Repo: RhysSullivan/executor · Beta: executor.sh

How it works: Code Mode under the hood

Built on Code Mode, the pattern Cloudflare introduced for agent tool use. The premise: LLMs are bad at direct tool calls because their training corpus has almost no synthetic tool-call syntax — but billions of lines of TypeScript. So instead of exposing tools as callable functions the model picks between, Executor exposes them as a typed TS SDK and asks the model to write code.

The flow:

  • Each connected source is normalized to { name, inputSchema, outputSchema }, regardless of origin (MCP / OpenAPI / GraphQL / custom).
  • Executor generates a typed SDK with JSDoc from those schemas.
  • The agent writes a JS program against that SDK and ships it to Executor.
  • Executor runs the program in a JS sandbox. Multi-step logic — fetch, filter, transform, call again — runs in a single execution. No round-trip through the LLM between each tool call.
  • Secrets never enter the sandbox. Calls go through a proxy that injects credentials server-side, so the agent code can't read or leak them.
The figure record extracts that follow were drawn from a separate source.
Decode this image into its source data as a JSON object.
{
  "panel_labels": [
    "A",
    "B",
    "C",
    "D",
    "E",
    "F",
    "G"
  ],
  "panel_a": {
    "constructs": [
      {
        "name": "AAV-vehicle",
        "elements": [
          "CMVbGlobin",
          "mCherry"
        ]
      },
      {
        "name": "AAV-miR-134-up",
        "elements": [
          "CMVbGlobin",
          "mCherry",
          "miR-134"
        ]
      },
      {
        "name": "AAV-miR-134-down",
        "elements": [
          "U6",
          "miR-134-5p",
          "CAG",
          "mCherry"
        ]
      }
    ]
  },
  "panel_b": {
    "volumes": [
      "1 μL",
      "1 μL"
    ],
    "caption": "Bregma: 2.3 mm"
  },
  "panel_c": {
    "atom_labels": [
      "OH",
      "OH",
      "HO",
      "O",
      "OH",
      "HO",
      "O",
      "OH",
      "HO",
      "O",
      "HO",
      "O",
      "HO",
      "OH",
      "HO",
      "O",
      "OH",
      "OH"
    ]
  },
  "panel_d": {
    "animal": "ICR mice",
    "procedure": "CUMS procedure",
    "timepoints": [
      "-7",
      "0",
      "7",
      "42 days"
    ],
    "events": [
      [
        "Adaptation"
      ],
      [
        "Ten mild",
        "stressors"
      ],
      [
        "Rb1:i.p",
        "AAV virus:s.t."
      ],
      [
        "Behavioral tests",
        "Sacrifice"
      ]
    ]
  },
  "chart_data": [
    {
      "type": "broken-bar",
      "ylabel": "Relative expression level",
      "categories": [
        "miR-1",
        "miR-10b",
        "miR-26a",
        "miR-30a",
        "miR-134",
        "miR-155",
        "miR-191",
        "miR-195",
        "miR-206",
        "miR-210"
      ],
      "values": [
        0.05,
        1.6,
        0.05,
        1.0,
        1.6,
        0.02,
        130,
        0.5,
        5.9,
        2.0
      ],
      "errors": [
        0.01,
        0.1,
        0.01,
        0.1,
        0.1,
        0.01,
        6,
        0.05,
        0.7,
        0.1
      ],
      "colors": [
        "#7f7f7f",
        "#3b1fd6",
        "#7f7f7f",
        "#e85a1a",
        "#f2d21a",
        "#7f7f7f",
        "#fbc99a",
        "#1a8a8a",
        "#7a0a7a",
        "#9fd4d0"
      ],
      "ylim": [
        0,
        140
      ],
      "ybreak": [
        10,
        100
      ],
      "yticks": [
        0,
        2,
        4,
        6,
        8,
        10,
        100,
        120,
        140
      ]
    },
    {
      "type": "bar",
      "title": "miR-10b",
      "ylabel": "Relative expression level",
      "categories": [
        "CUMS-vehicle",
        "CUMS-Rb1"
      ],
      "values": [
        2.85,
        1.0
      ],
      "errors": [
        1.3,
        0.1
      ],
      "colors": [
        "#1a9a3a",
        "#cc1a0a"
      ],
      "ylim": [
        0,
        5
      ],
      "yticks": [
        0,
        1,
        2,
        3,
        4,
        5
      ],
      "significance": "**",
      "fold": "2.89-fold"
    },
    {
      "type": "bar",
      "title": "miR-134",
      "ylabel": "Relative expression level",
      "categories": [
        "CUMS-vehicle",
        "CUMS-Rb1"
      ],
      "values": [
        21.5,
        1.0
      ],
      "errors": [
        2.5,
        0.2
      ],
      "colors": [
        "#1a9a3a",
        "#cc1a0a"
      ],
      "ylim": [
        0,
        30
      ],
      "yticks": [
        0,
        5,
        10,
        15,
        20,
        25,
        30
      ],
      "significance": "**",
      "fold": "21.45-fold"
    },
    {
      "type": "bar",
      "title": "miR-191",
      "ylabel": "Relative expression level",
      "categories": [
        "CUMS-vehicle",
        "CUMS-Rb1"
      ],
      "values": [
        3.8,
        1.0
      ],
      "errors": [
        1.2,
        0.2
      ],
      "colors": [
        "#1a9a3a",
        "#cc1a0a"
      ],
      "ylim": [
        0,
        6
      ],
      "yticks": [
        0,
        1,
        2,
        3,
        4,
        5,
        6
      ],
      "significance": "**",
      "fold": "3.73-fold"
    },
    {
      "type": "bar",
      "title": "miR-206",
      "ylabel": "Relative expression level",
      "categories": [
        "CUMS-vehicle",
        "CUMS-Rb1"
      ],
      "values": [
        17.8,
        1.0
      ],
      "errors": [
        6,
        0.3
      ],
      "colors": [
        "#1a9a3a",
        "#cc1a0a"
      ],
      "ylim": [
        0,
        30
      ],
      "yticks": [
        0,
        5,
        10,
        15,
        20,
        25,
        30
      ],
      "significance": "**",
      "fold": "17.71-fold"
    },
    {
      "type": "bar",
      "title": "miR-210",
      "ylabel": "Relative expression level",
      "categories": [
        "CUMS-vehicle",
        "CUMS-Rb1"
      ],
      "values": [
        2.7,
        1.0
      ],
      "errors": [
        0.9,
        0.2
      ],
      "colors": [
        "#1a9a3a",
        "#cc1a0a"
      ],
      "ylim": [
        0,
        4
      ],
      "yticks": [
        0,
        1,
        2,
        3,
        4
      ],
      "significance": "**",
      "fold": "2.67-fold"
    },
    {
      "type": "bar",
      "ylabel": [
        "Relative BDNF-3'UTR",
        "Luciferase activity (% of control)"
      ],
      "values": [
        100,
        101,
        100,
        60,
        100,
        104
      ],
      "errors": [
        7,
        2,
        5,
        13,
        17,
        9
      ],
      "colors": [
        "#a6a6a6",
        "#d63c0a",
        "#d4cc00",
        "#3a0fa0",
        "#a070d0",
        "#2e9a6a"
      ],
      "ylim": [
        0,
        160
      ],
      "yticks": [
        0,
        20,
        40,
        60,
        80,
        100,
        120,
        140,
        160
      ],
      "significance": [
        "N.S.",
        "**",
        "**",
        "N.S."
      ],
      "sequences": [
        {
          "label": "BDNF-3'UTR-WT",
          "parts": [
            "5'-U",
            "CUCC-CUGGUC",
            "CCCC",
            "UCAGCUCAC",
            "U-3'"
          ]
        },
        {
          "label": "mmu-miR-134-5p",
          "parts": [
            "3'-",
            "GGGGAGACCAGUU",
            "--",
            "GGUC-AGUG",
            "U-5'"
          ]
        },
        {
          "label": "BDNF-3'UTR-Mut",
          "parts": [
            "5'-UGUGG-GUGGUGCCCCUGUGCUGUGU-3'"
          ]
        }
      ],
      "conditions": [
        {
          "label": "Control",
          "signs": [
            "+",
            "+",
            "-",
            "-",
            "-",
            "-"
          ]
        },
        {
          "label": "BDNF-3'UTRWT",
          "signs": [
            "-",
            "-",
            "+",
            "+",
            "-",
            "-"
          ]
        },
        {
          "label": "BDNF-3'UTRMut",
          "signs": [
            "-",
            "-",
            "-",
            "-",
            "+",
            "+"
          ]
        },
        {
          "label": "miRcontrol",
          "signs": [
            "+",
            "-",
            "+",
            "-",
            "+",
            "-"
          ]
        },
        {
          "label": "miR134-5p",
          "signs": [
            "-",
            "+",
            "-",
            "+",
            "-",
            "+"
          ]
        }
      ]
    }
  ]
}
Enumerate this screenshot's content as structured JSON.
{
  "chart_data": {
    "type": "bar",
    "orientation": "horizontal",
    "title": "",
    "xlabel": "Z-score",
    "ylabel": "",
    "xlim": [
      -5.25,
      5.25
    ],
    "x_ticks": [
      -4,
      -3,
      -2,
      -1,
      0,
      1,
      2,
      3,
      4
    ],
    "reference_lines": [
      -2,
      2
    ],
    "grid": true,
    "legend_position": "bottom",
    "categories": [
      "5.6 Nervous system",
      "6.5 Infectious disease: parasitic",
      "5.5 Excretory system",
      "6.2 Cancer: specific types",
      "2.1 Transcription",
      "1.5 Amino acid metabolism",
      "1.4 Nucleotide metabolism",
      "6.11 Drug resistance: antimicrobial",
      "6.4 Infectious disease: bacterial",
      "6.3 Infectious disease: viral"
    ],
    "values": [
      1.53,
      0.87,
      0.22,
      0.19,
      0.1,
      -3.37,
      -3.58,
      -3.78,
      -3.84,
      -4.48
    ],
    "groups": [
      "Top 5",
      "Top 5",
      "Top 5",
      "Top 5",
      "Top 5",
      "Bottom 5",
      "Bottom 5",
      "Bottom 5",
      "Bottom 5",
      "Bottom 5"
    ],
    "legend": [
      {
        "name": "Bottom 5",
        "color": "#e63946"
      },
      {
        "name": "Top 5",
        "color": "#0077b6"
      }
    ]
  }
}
Net effect: thousands of tools become callable through one MCP entry without blowing up context. The model reasons in code instead of slot-filling JSON arguments.

Why it's interesting

  • One setup, every agent. Same sources across Claude Code, Cursor, Codex. No per-agent MCP config dance.
  • Destructive-action semantics preserved. GET vs DELETE for OpenAPI, destructiveHint for MCP, mutations for GraphQL — Executor uses these to decide what auto-runs vs requires approval. Autonomy without losing the human in the loop.
  • Teams. Sources configured once for the org; users get access without re-doing auth per agent.
  • Open source, self-hostable. MIT, SDK published to npm, runs locally as a desktop app. Cloud version with team sync coming.

My contribution

Did a small UI fix — PR #774. OAuth callback failures were rendering a hardcoded "Authentication failed" because the handler swallowed the real cause with Effect.catchCause, making integration failures undiagnosable from the popup. Dropped the catch, added a two-tier popup (short headline + collapsible technical details), kept XSS escaping. Merged.

Hoping to contribute more — the problem space is the right one and the codebase is clean Effect-TS.